COMMENT - It is difficult to expect ethical behaviour from a man who owns an asbesthos mine. - MrK

SOUTH Africa-based businessman Mutumwa Mawere is facing charges of allegedly defrauding the national lottery of nearly R5 million, according to a report. Mawere, who holds both South African and Zimbabwean citizenship, was picked up in Johannesburg last week. He was initially reported to have been arrested for tax fraud.

But, according to local media reports on Sunday, the former SSM Holdings owner is alleged to have used his African Heritage Society organisation to fraudulently secure a R4.5m grant from the National Lottery Distribution Fund, which is predominantly used to fund charities.

South Africa’s crack crime fighting unit, The Hawks, confirmed they had been investigating allegations that Mawere used lottery funds to enrich himself.

He allegedly applied for the grant under the pretence that his organisation would build a “corporate heritage museum” in Rivonia, Johannesburg, to promote South African heritage.

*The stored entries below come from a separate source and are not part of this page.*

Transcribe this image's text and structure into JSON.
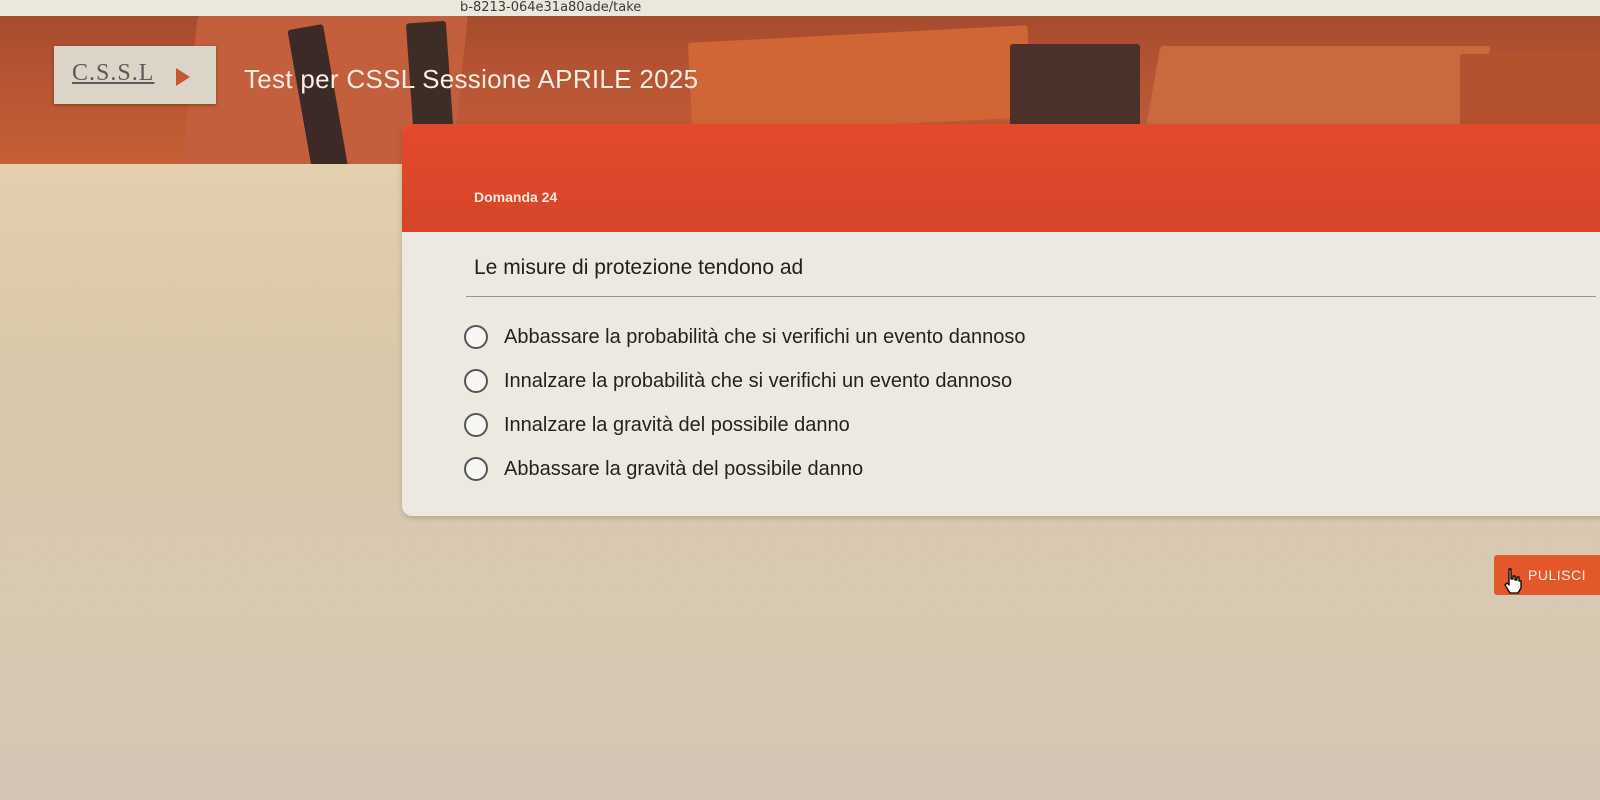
{
  "browser": {
    "url_fragment": "b-8213-064e31a80ade/take"
  },
  "header": {
    "logo_text": "C.S.S.L",
    "title": "Test per CSSL Sessione APRILE 2025"
  },
  "question": {
    "number_label": "Domanda 24",
    "text": "Le misure di protezione tendono ad",
    "options": [
      "Abbassare la probabilità che si verifichi un evento dannoso",
      "Innalzare la probabilità che si verifichi un evento dannoso",
      "Innalzare la gravità del possibile danno",
      "Abbassare la gravità del possibile danno"
    ],
    "selected": null
  },
  "actions": {
    "clear_label": "PULISCI"
  },
  "icons": {
    "cursor": "hand-pointer-icon",
    "logo_arrow": "play-arrow-icon",
    "option_radio": "radio-empty-icon"
  },
  "colors": {
    "accent": "#e24a2c",
    "header_bg": "#b65434",
    "card_bg": "#ede9e1",
    "page_bg": "#e2cfae",
    "button": "#e2582b"
  }
}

According to Hawks spokesman Captain Paul Ramaloko, Mawere lied to the lotteries board about how the money was spent.

“He claimed that a two-day workshop was held at a luxury hotel in Sandton, but it was later revealed that it had in fact hosted the launch of his book titled Conversations with Mawere,” Ramaloko told the newspaper.

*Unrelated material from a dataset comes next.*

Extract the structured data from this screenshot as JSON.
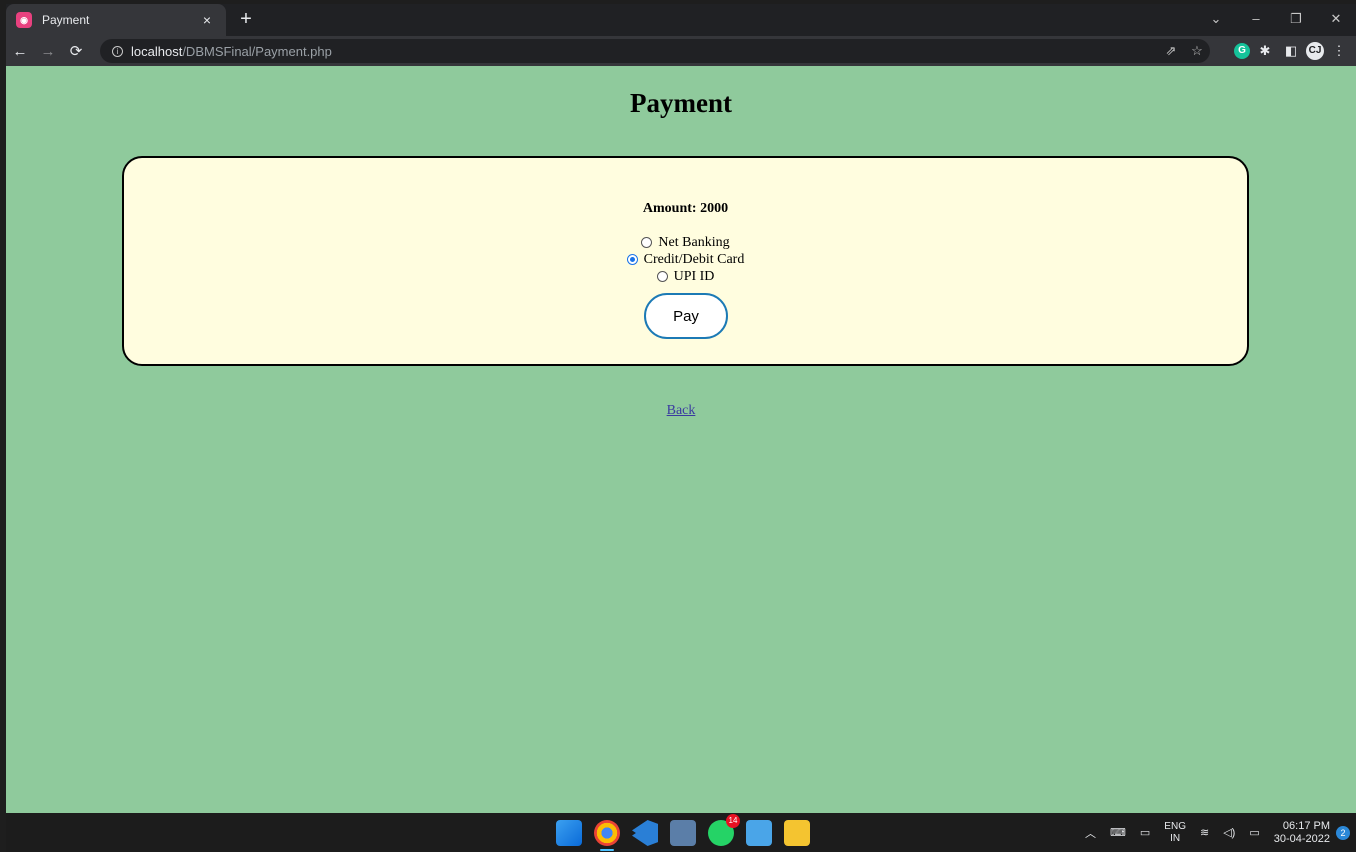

Lotteries board chief executive Charlotte Mampane told the newspaper her organisation was aware of the investigation, but had not been formally informed about his arrest.

Mawere’s lawyer, Rod Montano, told the Sunday Independent that preparations were being made for his bail hearing on Wednesday.

The businessman successfully sued the Zimbabwe government last month after being refused a passport and publicly backed MDC-T leader and out-going Prime Minister Morgan Tsvangirai in the July 31 elections.

A former World Bank employee, Mawere was self-exiled from Zimbabwe in 2004 following legal troubles at Shabanie Mine where he was accused of defrauding the government of Z$300 billion.

He successfully fought attempts by Zimbabwean authorities to extradite him but subsequently lost his companies which were expropriated.